Welche Statistik wird wie geschoent?
Und "Armut" ist ein relativer Begriff, der alleine aus Pietaet etwas sparsamer dosiert werden sollte. In Deutschland gilt als arm, wer ueber weniger als 60 Prozent des Durchschnittseinkommens verfuegen kann. Steigt das Durchschnittseinkommen (und das tut es kontinuierlich), kann das paradoxerweise dazu fuehren, dass jemand, der das letztes Jahr noch nicht tat, in diesem Jahr trotz gestiegener Kaufkraft ploetzlich als arm gilt. Viele Arme in Deutschland haben angemessenen Wohnraum, einen Fernseher, einen Gebrauchtwagen und ein Mobiltelefon. In manchen Gegenden der Erde entspricht das dem Lebensniveau eines Ministerpraesidenten.
Relict schrieb:
Der Staat will doch offensichtlich sowieso nichts mehr dazu unterstützend beisteuern, immer mehr Verantwortung und Pflichten werden auf den Bürger abgewälzt, kaum Gegenleistung. Die Kommunen nutzen nicht mal mehr die schon raren vom Bund dafür bereitgestellten Mittel vollständig aus. Hauptsache weg und keine Kosten, alles andere ist irrelevant, das Individuum erst recht. Dann kann man sich dieses nicht minder kostenintensive und absurde Verwaltungs-System und Spielchen auch sparen, alle bekämen wieder etwas von ihrer Lebensqualität und freien Selbstbestimmung zurück.

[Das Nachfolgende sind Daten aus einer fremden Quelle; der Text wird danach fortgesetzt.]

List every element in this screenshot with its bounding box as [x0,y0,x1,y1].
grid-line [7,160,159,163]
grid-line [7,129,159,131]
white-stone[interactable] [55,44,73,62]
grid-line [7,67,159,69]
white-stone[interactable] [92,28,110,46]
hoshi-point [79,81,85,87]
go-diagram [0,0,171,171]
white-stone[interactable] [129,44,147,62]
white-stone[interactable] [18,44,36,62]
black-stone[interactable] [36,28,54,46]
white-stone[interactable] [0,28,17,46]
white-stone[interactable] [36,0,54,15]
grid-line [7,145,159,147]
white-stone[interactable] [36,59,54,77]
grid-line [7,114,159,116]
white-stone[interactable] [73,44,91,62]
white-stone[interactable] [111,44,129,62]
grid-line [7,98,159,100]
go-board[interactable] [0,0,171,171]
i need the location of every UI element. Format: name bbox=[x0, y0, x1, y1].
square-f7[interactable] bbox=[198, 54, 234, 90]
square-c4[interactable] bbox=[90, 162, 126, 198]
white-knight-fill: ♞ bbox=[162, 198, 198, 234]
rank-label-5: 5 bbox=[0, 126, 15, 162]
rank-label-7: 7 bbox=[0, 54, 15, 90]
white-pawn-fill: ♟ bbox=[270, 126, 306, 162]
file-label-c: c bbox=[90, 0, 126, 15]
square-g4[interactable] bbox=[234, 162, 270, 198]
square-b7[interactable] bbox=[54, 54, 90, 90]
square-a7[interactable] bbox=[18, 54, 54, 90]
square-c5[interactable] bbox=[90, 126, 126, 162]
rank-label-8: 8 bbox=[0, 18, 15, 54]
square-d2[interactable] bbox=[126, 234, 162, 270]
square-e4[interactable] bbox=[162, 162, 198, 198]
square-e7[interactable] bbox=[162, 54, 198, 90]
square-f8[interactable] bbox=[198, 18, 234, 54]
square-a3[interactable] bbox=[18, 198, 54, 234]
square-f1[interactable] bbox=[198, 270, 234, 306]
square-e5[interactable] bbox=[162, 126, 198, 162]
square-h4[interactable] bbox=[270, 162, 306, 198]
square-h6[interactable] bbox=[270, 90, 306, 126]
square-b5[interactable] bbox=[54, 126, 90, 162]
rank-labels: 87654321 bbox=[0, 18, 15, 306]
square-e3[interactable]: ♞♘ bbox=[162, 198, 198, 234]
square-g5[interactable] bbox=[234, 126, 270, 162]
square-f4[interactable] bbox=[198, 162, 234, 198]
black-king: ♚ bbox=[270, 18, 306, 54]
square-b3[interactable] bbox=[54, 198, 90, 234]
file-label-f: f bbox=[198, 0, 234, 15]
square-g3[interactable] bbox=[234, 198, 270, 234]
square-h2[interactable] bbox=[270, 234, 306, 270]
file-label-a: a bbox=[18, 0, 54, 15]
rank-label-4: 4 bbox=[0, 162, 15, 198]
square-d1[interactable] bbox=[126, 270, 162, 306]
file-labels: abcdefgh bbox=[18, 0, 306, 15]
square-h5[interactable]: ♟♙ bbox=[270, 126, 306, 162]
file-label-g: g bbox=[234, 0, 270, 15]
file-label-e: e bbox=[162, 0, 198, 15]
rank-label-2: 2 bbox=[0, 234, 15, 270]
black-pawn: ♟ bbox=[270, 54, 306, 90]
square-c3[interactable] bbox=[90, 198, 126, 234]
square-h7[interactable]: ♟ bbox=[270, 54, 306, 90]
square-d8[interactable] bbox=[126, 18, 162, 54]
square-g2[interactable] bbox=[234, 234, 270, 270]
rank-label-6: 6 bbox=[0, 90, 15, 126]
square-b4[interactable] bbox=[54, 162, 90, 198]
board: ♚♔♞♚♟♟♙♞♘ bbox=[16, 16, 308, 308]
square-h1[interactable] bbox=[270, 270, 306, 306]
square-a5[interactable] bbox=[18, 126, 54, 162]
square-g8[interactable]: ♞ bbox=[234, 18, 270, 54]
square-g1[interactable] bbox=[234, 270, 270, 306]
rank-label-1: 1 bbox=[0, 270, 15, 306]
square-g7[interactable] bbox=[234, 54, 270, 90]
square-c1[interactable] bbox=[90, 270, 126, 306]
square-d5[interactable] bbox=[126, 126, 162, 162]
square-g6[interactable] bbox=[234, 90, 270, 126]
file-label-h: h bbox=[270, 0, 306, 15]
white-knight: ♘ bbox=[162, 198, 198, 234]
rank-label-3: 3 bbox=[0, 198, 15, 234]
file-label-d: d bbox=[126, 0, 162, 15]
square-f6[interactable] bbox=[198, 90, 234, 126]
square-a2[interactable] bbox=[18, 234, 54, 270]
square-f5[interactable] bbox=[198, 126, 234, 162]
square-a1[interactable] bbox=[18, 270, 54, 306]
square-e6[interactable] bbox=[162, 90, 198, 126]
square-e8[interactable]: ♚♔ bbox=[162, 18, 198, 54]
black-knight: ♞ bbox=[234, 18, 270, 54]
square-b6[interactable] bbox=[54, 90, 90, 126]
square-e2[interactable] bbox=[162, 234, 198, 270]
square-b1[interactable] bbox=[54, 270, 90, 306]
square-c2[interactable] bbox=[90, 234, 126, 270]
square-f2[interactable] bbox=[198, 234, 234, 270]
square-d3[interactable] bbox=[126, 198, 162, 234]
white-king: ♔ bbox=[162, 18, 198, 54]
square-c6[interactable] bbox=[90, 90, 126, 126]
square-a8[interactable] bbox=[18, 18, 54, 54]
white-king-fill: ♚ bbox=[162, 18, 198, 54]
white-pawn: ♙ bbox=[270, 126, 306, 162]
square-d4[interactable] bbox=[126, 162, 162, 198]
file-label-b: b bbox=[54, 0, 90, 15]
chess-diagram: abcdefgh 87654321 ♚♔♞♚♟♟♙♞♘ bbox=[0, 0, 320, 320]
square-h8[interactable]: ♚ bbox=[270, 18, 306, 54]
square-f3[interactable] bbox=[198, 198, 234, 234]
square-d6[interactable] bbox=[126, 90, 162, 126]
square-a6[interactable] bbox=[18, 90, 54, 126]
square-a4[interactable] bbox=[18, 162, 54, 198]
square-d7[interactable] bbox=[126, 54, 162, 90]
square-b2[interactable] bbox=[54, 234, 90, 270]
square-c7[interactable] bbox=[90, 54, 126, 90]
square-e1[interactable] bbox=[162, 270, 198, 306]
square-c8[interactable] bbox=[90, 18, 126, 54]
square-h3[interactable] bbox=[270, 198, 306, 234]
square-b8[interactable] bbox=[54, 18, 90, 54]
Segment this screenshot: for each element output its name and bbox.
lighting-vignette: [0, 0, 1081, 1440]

Mal abgesehen davon, dass wir wohl nicht im selben Deutschland leben: wir bekaemen noch mehr. Ein paar Zehn- oder Hunderttausende nicht mehr benoetigte Verwaltungsangestellte etwa, die kuenftig Transferleistungen beziehen wuerden.
Relict schrieb:
Ich sagte schon mal wer einen besseren Vorschlag beizusteuern hat, nurzu, keine Scheu.
Wie waere es damit: Wir belassen es so, wie es ist?
Das Hirngespinst vom bGe bedient den verlaesslichsten aller Waehlerinstinkte: Neid. Auf den Reichtum einer Handvoll Leute, der abseits aller Realitaet zum Problem erklaert wird um die Massen hinter sich zu einen und einen Systemwechsel voranzutreiben. Wurde, auch in Deutschland, so schon mehrfach praktiziert. Mit mal mehr, mal weniger verheerenden Folgen.